I like looking at street art: stencils, stickers, and tags. Most of the time, it’s just blight, but it is an additional layer on a city that intrigues me.
Most often, truth be told, I like the removal of it. I’ve called the city to remove tags on our neighborhood stop signs, but then as I’ve mentioned before, tagging isn’t really much of art as it is signing and turf making. There’s not much to it to admire. In Seattle, the most common form of public marking isn’t even tagging; it’s using stickers that are then “tagged” with a pen: that’s called leaving an autograph but not having the skill or the balls to do it with paint. It’s not interesting, and it’s blight.
We’re in the tourist zone of Tel Aviv, right on the beach, and behind us are some of the city’s most trendy neighborhoods. This part of the city is seriously tagged, stenciled, and otherwise altered from the planned colors and forms of the buildings, which are in many cases losing stucco and in need of repair. It seems that the general interest of society here is not on the specific exteriors of their buildings. I’ve not seen as many interesting manifestations of street art in such a small area before.
While I have not spent much time in the suburbs, it appears to me that there is less tagging and art otherwise in the main common areas, though as might be expected, it shows up on fences, freeway underpasses, and bus stops.
Now a few words before you look at the gallery.
I do not speak Hebrew, nor do I have cultural references for these, which adds to the mystery and limits the conversation. Which are ad campaigns for multinationals? A few appear to event notices, but what kind of events? The line between street art as a bottom-up statement and a marketing campaign to the counter-culture has always been slim, and here it may be slimmer than ever and I wouldn’t know it.
Some of these may be offensive to one group or another (we’re in the Middle East), but I really can’t tell. If you know, I’d like to as well (this blog is not condoning any more misery in the ME for anyone…we’re all about hearts, flowers, and unicorns for everyone…)
Certainly, more than one is particularly interesting for the framing and what’s around it, not only in the real world but by my choices as a photographer.

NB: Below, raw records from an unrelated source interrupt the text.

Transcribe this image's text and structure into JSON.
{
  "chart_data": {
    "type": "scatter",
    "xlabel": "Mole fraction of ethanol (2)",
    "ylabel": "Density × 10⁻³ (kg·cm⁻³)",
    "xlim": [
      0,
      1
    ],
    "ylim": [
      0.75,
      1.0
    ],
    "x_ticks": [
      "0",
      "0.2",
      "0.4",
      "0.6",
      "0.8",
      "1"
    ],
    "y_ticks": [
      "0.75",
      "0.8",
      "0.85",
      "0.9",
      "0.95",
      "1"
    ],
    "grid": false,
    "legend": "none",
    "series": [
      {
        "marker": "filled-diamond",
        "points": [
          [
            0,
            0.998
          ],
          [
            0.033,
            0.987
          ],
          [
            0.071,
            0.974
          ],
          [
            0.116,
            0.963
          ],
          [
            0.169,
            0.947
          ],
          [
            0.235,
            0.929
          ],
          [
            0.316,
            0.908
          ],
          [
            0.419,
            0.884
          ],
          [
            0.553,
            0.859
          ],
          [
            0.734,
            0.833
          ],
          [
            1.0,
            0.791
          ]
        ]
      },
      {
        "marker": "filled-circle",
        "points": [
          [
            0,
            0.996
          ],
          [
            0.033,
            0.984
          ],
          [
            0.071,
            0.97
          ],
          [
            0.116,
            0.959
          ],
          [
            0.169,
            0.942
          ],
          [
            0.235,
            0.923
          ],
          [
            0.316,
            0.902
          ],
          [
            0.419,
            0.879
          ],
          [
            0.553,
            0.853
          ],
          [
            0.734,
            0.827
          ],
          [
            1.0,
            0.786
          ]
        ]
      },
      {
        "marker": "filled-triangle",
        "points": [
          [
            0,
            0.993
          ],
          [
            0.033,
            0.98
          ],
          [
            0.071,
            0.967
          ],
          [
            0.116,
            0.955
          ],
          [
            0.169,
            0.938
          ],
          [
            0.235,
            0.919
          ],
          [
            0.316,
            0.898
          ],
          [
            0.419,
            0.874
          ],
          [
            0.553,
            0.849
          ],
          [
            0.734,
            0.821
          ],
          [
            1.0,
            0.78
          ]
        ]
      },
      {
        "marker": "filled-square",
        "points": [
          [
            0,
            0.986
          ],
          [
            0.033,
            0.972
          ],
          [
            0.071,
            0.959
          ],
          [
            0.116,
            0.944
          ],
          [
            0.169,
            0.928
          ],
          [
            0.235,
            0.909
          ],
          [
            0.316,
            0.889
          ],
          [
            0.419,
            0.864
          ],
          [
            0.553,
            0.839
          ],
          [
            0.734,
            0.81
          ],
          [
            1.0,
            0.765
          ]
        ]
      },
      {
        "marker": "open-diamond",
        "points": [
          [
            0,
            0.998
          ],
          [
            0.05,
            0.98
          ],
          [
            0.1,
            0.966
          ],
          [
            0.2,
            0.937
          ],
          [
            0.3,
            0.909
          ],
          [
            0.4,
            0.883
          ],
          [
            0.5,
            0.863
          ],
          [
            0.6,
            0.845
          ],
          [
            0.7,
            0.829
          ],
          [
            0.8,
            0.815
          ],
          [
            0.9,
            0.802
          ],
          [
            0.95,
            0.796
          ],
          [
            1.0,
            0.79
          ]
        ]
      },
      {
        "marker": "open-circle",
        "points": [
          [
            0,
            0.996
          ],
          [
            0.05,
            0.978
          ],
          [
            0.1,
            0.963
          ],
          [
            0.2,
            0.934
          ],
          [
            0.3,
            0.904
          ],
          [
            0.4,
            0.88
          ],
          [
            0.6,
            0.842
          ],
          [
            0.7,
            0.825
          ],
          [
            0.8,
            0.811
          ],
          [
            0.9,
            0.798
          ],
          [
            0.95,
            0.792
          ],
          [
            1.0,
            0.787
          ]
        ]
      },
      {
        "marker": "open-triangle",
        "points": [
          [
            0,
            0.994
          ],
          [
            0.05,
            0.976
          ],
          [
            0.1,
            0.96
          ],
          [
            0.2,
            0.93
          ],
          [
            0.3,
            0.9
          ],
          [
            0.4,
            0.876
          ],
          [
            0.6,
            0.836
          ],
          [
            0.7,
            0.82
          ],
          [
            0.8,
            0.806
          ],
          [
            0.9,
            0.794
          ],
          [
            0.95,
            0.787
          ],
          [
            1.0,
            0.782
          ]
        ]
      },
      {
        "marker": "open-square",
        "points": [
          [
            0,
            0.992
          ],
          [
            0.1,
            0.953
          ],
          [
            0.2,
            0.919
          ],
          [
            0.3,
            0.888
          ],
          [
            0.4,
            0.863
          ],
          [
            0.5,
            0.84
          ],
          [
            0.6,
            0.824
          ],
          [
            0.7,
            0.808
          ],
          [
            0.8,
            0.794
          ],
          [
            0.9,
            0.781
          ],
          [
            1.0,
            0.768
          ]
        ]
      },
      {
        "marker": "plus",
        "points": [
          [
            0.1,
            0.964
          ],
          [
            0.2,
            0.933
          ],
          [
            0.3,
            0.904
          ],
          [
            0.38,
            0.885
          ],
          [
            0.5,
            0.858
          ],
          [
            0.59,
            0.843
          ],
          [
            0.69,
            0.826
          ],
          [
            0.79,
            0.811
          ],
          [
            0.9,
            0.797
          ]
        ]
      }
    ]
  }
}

That the nature of documenting scribbles on the wall.
Plenty of the work is in English, which strikes me as appropriate, given youth culture’s cosmopolitan nature. Certainly, there exists a global community interested in street communication and signals.
Finally, here’s my overall take on the form: there is tagging everywhere. I’m not showing it. Some of it is interesting only because it’s in Hebrew (and therefore right to left), but it does not overall interest me. Stencils are wildly popular here, though surprisingly, there were many of them I only saw once (you tend to see these in groups over the course of several blocks). Pasting is also much more common than in Seattle. While I saw lots of interesting examples, I didn’t see any that felt made for a specific installation, except for the ones on telephone exchange boxes designed to size.
4 Comments
Hi Knox,
Cool pictures. Funny, we saw a few of those, too, but no as many. Can’t help with most of them (very curious about that Jesus one!), but here’s a little.

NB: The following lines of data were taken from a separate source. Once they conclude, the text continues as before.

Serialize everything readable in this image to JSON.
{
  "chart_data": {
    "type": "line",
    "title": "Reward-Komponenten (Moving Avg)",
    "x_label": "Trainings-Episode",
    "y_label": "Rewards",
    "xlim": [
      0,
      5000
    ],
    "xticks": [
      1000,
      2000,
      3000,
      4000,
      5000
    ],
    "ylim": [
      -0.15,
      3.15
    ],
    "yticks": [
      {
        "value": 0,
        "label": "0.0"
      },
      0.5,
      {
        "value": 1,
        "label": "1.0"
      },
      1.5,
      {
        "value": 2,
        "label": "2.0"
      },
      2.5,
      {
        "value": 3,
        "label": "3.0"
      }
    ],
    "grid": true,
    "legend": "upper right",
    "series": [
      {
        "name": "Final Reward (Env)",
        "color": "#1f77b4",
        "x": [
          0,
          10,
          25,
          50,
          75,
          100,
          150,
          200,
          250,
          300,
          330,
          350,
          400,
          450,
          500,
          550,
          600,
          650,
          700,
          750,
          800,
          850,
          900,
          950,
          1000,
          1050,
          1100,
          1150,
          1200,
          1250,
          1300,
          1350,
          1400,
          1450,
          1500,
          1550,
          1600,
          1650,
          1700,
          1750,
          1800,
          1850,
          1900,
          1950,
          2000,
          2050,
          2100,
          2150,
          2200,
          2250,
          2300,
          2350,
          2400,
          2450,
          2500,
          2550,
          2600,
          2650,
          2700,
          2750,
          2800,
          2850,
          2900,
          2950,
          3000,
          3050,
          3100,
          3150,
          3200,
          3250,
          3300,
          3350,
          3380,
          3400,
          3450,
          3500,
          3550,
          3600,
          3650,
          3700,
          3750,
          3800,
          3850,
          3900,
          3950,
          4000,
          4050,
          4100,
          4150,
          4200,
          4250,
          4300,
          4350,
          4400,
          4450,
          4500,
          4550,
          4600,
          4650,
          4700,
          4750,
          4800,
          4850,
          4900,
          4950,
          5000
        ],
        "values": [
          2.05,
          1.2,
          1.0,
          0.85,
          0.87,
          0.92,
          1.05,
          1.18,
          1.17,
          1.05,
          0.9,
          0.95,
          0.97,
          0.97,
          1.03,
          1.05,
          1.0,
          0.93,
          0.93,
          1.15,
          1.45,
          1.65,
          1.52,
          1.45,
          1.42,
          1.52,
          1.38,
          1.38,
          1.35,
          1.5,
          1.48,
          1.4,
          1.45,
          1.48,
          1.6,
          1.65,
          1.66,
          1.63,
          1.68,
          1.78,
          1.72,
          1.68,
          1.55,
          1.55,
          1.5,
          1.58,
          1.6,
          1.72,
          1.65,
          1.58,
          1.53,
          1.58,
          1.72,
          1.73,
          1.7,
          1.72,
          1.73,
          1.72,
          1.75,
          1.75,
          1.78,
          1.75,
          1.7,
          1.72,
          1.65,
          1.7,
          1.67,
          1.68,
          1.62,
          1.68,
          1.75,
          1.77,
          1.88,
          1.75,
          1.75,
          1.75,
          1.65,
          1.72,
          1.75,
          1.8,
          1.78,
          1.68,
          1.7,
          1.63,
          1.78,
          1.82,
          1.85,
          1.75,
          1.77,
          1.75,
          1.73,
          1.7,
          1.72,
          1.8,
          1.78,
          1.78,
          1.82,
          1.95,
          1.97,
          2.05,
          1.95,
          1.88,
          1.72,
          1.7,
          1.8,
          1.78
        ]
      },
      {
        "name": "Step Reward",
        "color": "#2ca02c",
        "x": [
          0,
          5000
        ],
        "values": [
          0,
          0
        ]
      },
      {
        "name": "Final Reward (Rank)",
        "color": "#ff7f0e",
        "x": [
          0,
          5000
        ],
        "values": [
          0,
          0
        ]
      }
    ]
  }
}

#2: “Last Friday each month, 1:30 p.m., Rabin Square, Critical Mass (bike organization, as you well know)
#11: about green-belting the cities, indicates the responsible organization
#14: says “the cat and the dog”
#32: sign is unrelated, advertising “various apartments” for rent in the Yemenite Quarter
And #1 (pic of Herzl, founder of modern Zionism): says “we don’t want, we don’t need” (maybe by religious anti-Zionists)
Rich
Hey Rich,
Thanks for the translations on some of this:
I figured that bike one was about critical mass, thanks for confirming. The Herzel one is everywhere: I wonder what the heck it means…”We don’t want, we don’t need”??? Hmmmm…
The very colorful poster with Jesus, I am thinking is for a heavy metal band. It was on a wall with many other posters for obvious heavy metal bands (my favorite name was Rotting Christ), but I can’t be sure. It stuck out though in its color and wow, what a drawing… normally, I don’t take pictures of band posters, but this potential one was too good to pass up, especially as I could frame it nicely.
The one i am most curious about is the comic strip “What’s Wrong With Me” on the telephone box, made stranger by the fact that it was in a every rich northern suburb among consulate houses near the beach in Herzilya Pitu’ah. What is that about?